Há 10 anos
O bluff - ou o ensaio de roleta de russa, como também lhe chamei - de Papandreou chegou ao fim, como ontem aqui avançava. Aquilo que alguns socialistas da nossa praça se apressaram a louvar – Manuel Maria Carrilho achou mesmo que se tratou de uma jogada de mestre – não passou, afinal, de um tiro de canhão nos próprios pés.
Percebeu-se que, por trás do espalhafatoso anúncio do referendo ao acordo que tinha acabado de assinar com a UE, Papandreou não tinha outras preocupações que não as da sua própria sobrevivência política, como facilmente se percebe quando, agora, recusa demitir-se e abrir caminho a uma outra qualquer espécie de solução governativa. Aquilo que poderia estar sustentado pelos mais elogiáveis princípios da democracia – sempre arredados do processo europeu – da liberdade e da dignidade dos povos não passava, afinal, de uma das mais simples manobras do cardápio da baixa política.

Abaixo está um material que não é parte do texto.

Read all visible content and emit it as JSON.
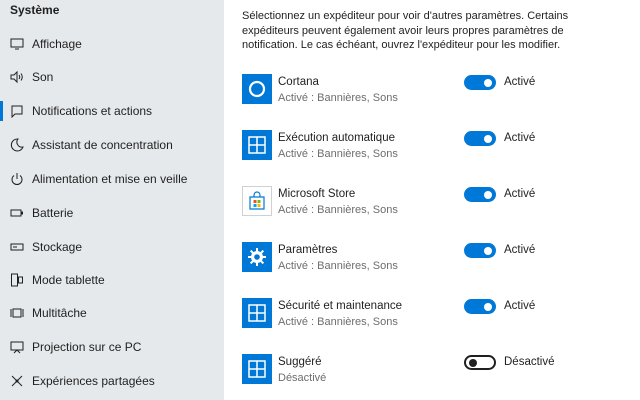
{
  "sidebar": {
    "header": "Système",
    "items": [
      {
        "label": "Affichage",
        "icon": "display-icon"
      },
      {
        "label": "Son",
        "icon": "speaker-icon"
      },
      {
        "label": "Notifications et actions",
        "icon": "notification-icon"
      },
      {
        "label": "Assistant de concentration",
        "icon": "moon-icon"
      },
      {
        "label": "Alimentation et mise en veille",
        "icon": "power-icon"
      },
      {
        "label": "Batterie",
        "icon": "battery-icon"
      },
      {
        "label": "Stockage",
        "icon": "storage-icon"
      },
      {
        "label": "Mode tablette",
        "icon": "tablet-icon"
      },
      {
        "label": "Multitâche",
        "icon": "multitask-icon"
      },
      {
        "label": "Projection sur ce PC",
        "icon": "projection-icon"
      },
      {
        "label": "Expériences partagées",
        "icon": "shared-experiences-icon"
      }
    ],
    "selected_index": 2
  },
  "main": {
    "intro": "Sélectionnez un expéditeur pour voir d'autres paramètres. Certains expéditeurs peuvent également avoir leurs propres paramètres de notification. Le cas échéant, ouvrez l'expéditeur pour les modifier.",
    "apps": [
      {
        "name": "Cortana",
        "status": "Activé : Bannières, Sons",
        "toggle_label": "Activé",
        "on": true,
        "icon": "cortana-icon"
      },
      {
        "name": "Exécution automatique",
        "status": "Activé : Bannières, Sons",
        "toggle_label": "Activé",
        "on": true,
        "icon": "app-tile-icon"
      },
      {
        "name": "Microsoft Store",
        "status": "Activé : Bannières, Sons",
        "toggle_label": "Activé",
        "on": true,
        "icon": "store-icon"
      },
      {
        "name": "Paramètres",
        "status": "Activé : Bannières, Sons",
        "toggle_label": "Activé",
        "on": true,
        "icon": "gear-icon"
      },
      {
        "name": "Sécurité et maintenance",
        "status": "Activé : Bannières, Sons",
        "toggle_label": "Activé",
        "on": true,
        "icon": "app-tile-icon"
      },
      {
        "name": "Suggéré",
        "status": "Désactivé",
        "toggle_label": "Désactivé",
        "on": false,
        "icon": "app-tile-icon"
      }
    ]
  },
  "colors": {
    "accent": "#0078d7",
    "sidebar_bg": "#e6e9ec",
    "secondary_text": "#6d6d6d"
  }
}
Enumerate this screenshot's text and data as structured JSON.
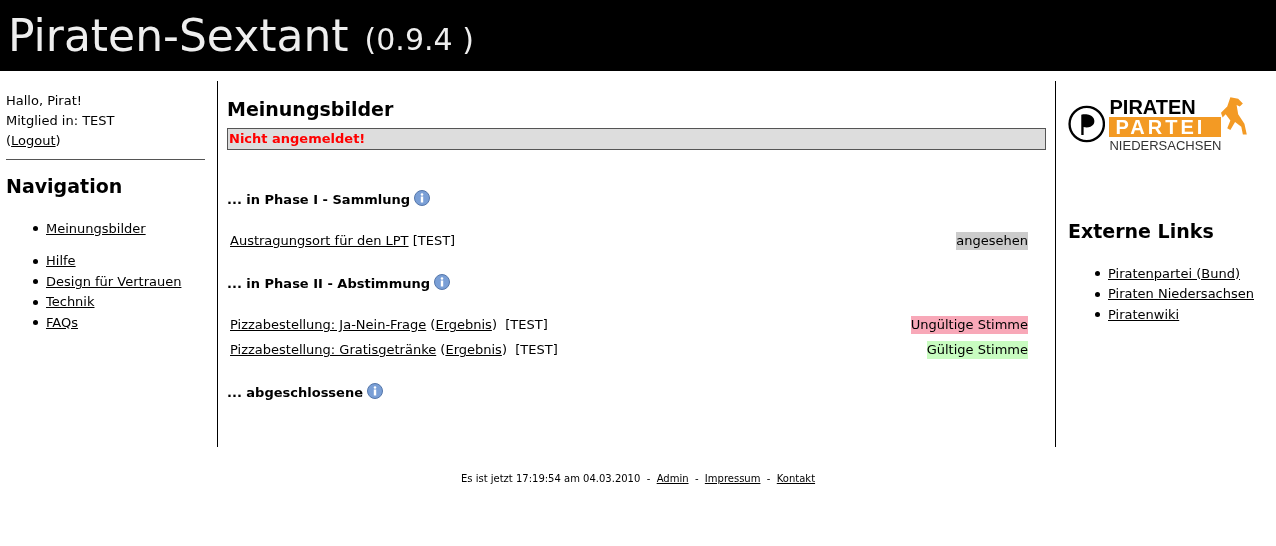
{
  "header": {
    "title": "Piraten-Sextant",
    "version": "(0.9.4 )"
  },
  "sidebar": {
    "greeting": "Hallo, Pirat!",
    "member": "Mitglied in: TEST",
    "logout_open": "(",
    "logout": "Logout",
    "logout_close": ")",
    "heading": "Navigation",
    "groups": [
      {
        "items": [
          "Meinungsbilder"
        ]
      },
      {
        "items": [
          "Hilfe",
          "Design für Vertrauen",
          "Technik",
          "FAQs"
        ]
      }
    ]
  },
  "main": {
    "title": "Meinungsbilder",
    "alert": "Nicht angemeldet!",
    "sections": [
      {
        "heading": "... in Phase I - Sammlung",
        "rows": [
          {
            "link": "Austragungsort für den LPT",
            "tag": "[TEST]",
            "status": "angesehen",
            "color": "#cccccc"
          }
        ]
      },
      {
        "heading": "... in Phase II - Abstimmung",
        "rows": [
          {
            "link": "Pizzabestellung: Ja-Nein-Frage",
            "result_open": "(",
            "result": "Ergebnis",
            "result_close": ")",
            "tag": "[TEST]",
            "status": "Ungültige Stimme",
            "color": "#f8a8b8"
          },
          {
            "link": "Pizzabestellung: Gratisgetränke",
            "result_open": "(",
            "result": "Ergebnis",
            "result_close": ")",
            "tag": "[TEST]",
            "status": "Gültige Stimme",
            "color": "#c8fcc0"
          }
        ]
      },
      {
        "heading": "... abgeschlossene"
      }
    ]
  },
  "right": {
    "logo": {
      "line1": "PIRATEN",
      "line2": "PARTEI",
      "line3": "NIEDERSACHSEN"
    },
    "heading": "Externe Links",
    "links": [
      "Piratenpartei (Bund)",
      "Piraten Niedersachsen",
      "Piratenwiki"
    ]
  },
  "footer": {
    "clock": "Es ist jetzt 17:19:54 am 04.03.2010",
    "sep1": "-",
    "admin": "Admin",
    "sep2": "-",
    "impressum": "Impressum",
    "sep3": "-",
    "kontakt": "Kontakt"
  }
}
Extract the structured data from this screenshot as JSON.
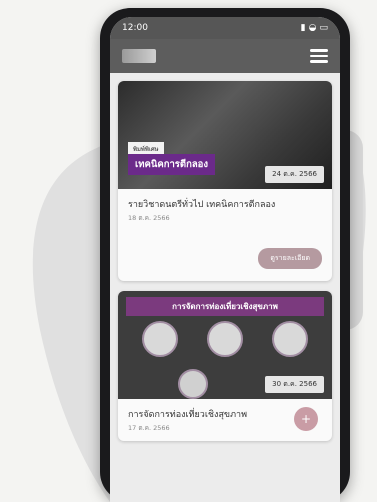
{
  "status": {
    "time": "12:00"
  },
  "cards": [
    {
      "image_badge": "เทคนิคการตีกลอง",
      "image_small_text": "พิมพ์พิเศษ",
      "date": "24 ต.ค. 2566",
      "title": "รายวิชาดนตรีทั่วไป เทคนิคการตีกลอง",
      "subtitle": "18 ต.ค. 2566",
      "button_label": "ดูรายละเอียด"
    },
    {
      "image_banner": "การจัดการท่องเที่ยวเชิงสุขภาพ",
      "date": "30 ต.ค. 2566",
      "title": "การจัดการท่องเที่ยวเชิงสุขภาพ",
      "subtitle": "17 ต.ค. 2566"
    }
  ]
}
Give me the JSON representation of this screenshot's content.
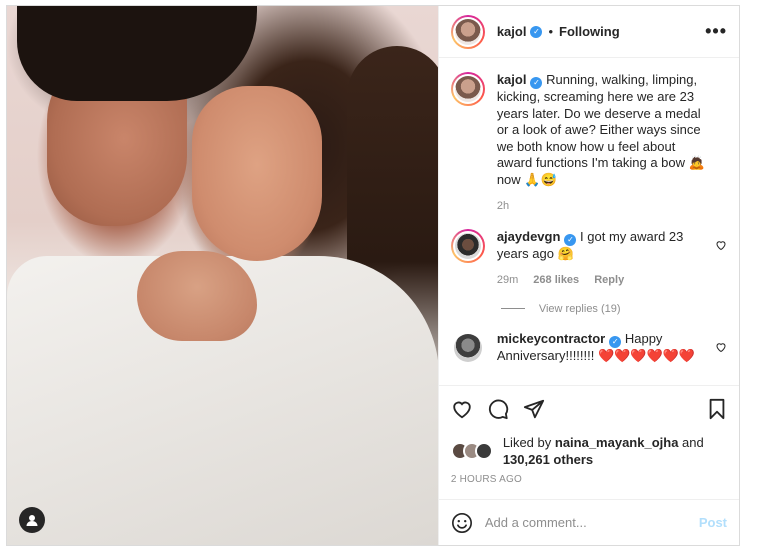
{
  "post": {
    "author": "kajol",
    "follow_status": "Following",
    "dot": "•",
    "more": "•••"
  },
  "caption": {
    "username": "kajol",
    "text": "Running, walking, limping, kicking, screaming here we are 23 years later. Do we deserve a medal or a look of awe? Either ways since we both know how u feel about award functions I'm taking a bow 🙇 now 🙏😅",
    "time": "2h"
  },
  "comments": [
    {
      "username": "ajaydevgn",
      "text": "I got my award 23 years ago 🤗",
      "time": "29m",
      "likes": "268 likes",
      "reply": "Reply",
      "view_replies": "View replies (19)"
    },
    {
      "username": "mickeycontractor",
      "text": "Happy Anniversary!!!!!!!! ❤️❤️❤️❤️❤️❤️"
    }
  ],
  "likes": {
    "prefix": "Liked by ",
    "user": "naina_mayank_ojha",
    "and": " and",
    "others": "130,261 others"
  },
  "timestamp": "2 HOURS AGO",
  "add_comment": {
    "placeholder": "Add a comment...",
    "post_label": "Post"
  },
  "colors": {
    "verified": "#3897f0",
    "post_disabled": "#b2dffc"
  }
}
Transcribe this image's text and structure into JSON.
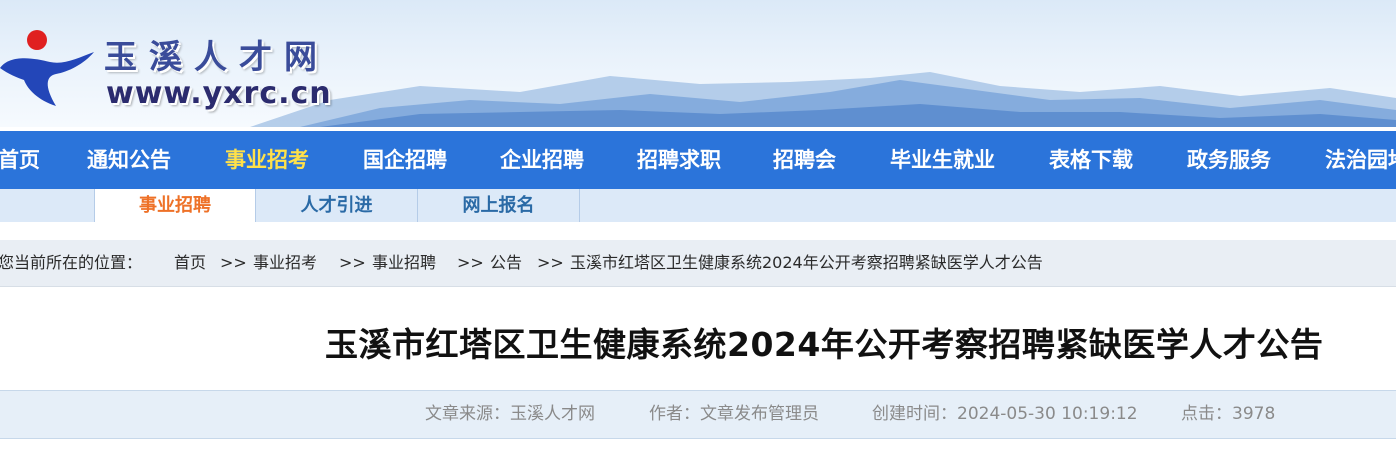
{
  "header": {
    "site_name": "玉溪人才网",
    "site_url": "www.yxrc.cn",
    "logo_icon": "yxrc-logo-icon",
    "brand_colors": {
      "red": "#e02020",
      "blue": "#2346b8"
    }
  },
  "nav": {
    "items": [
      "首页",
      "通知公告",
      "事业招考",
      "国企招聘",
      "企业招聘",
      "招聘求职",
      "招聘会",
      "毕业生就业",
      "表格下载",
      "政务服务",
      "法治园地"
    ],
    "active": "事业招考",
    "bg_color": "#2b74da",
    "active_color": "#ffe14a"
  },
  "subnav": {
    "tabs": [
      "事业招聘",
      "人才引进",
      "网上报名"
    ],
    "active": "事业招聘",
    "active_color": "#ee7127"
  },
  "breadcrumb": {
    "prefix": "您当前所在的位置：",
    "separator": ">>",
    "items": [
      "首页",
      "事业招考",
      "事业招聘",
      "公告",
      "玉溪市红塔区卫生健康系统2024年公开考察招聘紧缺医学人才公告"
    ]
  },
  "article": {
    "title": "玉溪市红塔区卫生健康系统2024年公开考察招聘紧缺医学人才公告",
    "source": "文章来源：玉溪人才网",
    "author": "作者：文章发布管理员",
    "created": "创建时间：2024-05-30 10:19:12",
    "clicks": "点击：3978"
  }
}
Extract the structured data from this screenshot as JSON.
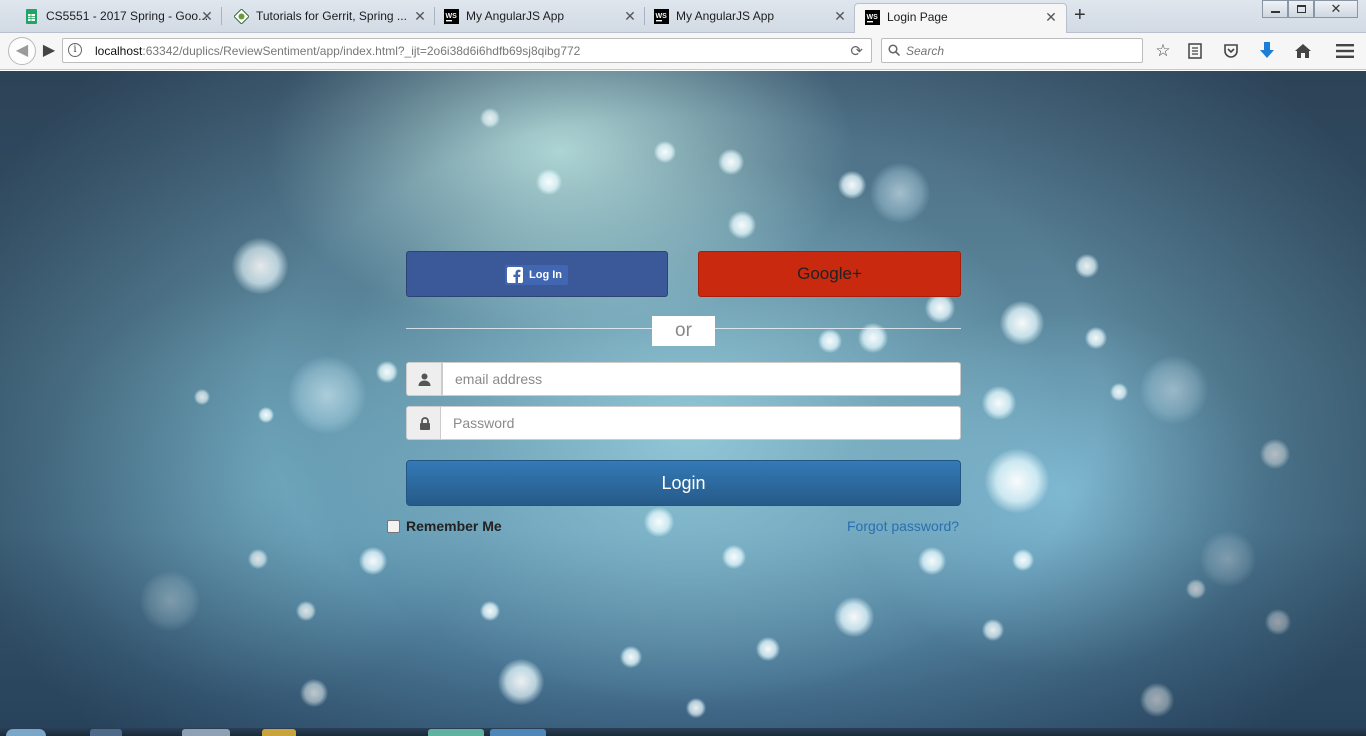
{
  "browser": {
    "tabs": [
      {
        "title": "CS5551 - 2017 Spring - Goo...",
        "favicon": "sheets-icon",
        "active": false
      },
      {
        "title": "Tutorials for Gerrit, Spring ...",
        "favicon": "tutorial-icon",
        "active": false
      },
      {
        "title": "My AngularJS App",
        "favicon": "webstorm-icon",
        "active": false
      },
      {
        "title": "My AngularJS App",
        "favicon": "webstorm-icon",
        "active": false
      },
      {
        "title": "Login Page",
        "favicon": "webstorm-icon",
        "active": true
      }
    ],
    "url_host": "localhost",
    "url_rest": ":63342/duplics/ReviewSentiment/app/index.html?_ijt=2o6i38d6i6hdfb69sj8qibg772",
    "search_placeholder": "Search",
    "colors": {
      "tabstrip": "#d2dae4",
      "navbar": "#f6f6f6"
    }
  },
  "login": {
    "facebook_label": "Log In",
    "google_label": "Google+",
    "divider_text": "or",
    "email_placeholder": "email address",
    "password_placeholder": "Password",
    "submit_label": "Login",
    "remember_label": "Remember Me",
    "remember_checked": false,
    "forgot_label": "Forgot password?",
    "colors": {
      "facebook": "#3b5998",
      "google": "#c8290f",
      "primary": "#337ab7",
      "link": "#2a6fb0"
    }
  }
}
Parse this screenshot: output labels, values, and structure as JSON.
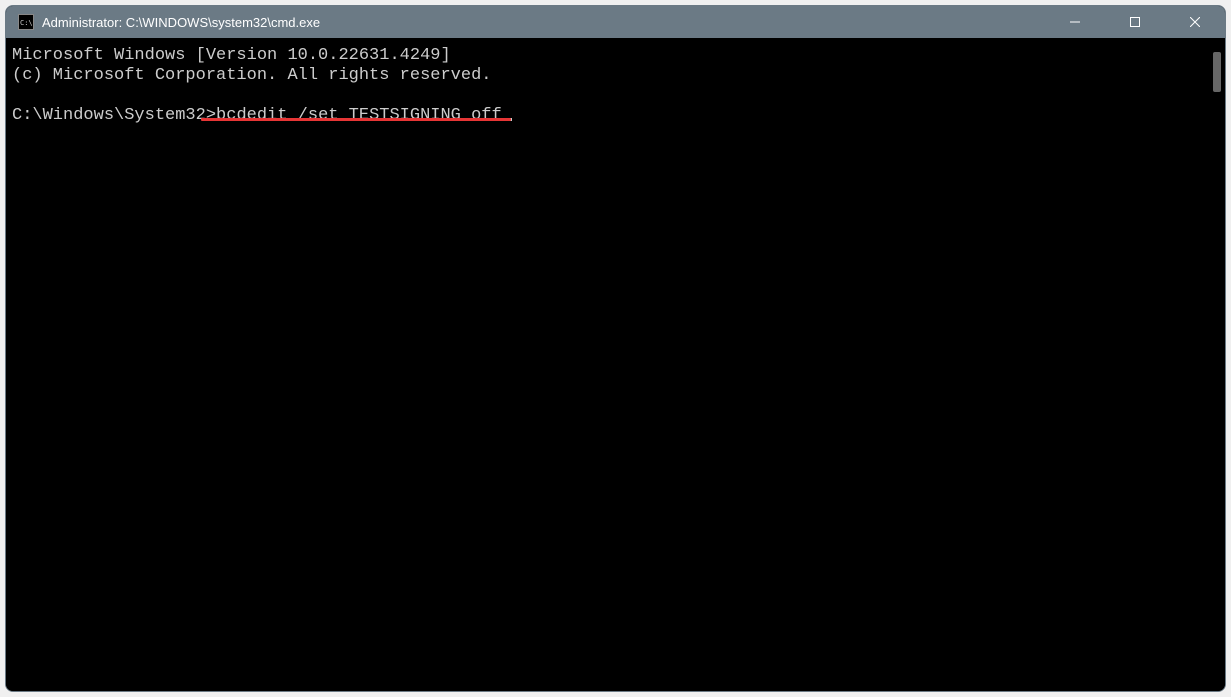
{
  "window": {
    "title": "Administrator: C:\\WINDOWS\\system32\\cmd.exe"
  },
  "terminal": {
    "line1": "Microsoft Windows [Version 10.0.22631.4249]",
    "line2": "(c) Microsoft Corporation. All rights reserved.",
    "blank": "",
    "prompt": "C:\\Windows\\System32>",
    "command": "bcdedit /set TESTSIGNING off"
  },
  "icons": {
    "cmd": "cmd-icon",
    "minimize": "minimize-icon",
    "maximize": "maximize-icon",
    "close": "close-icon"
  },
  "annotation": {
    "color": "#e63535"
  }
}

Foi grande o susto! Espera-se que se tirem sérias conclusões. Se foi assim com a Grécia, o que será com a Itália? E com a Espanha? E com a Bélgica? E (com Itália e a Bélgica) com a França?
A Europa poderá ter aproveitado alguma coisa com este susto, porque viu bem ali à mão aquilo que, sem lideranças, fazia por não ver, preocupado que estava cada um com a sua vidinha.
A Grécia nada ganhou com este disparate de Papandreou. A nível interno – independentemente do que mais logo aconteça no Parlamento, com a votação da moção de confiança, e do que seja o futuro político de Papandreou, a sua grande preocupação, mas de mais ninguém – as condições pioram significativamente. A rua terá naturalmente argumentos mais fortes e decisivos para aumentar a contestação. O povo, depois de prometido o referendo, sente-se enganado e traído, mais uma vez. E o poder político mais desacreditado ainda: toneladas de gasolina lançadas naquelas ruas que há muito estão a arder!
Mas também no plano externo a Grécia sai a perder. Perde qualquer réstia de margem de manobra, porque agora só pode contar com a desconfiança dos parceiros. E assinou a guia de marcha para a saída do euro! Que sendo dolorosa poderá vir a ser a menos má de todas as dores…
Papandreou brincou com o fogo, coisa que hoje na Grécia é muito, muito perigosa!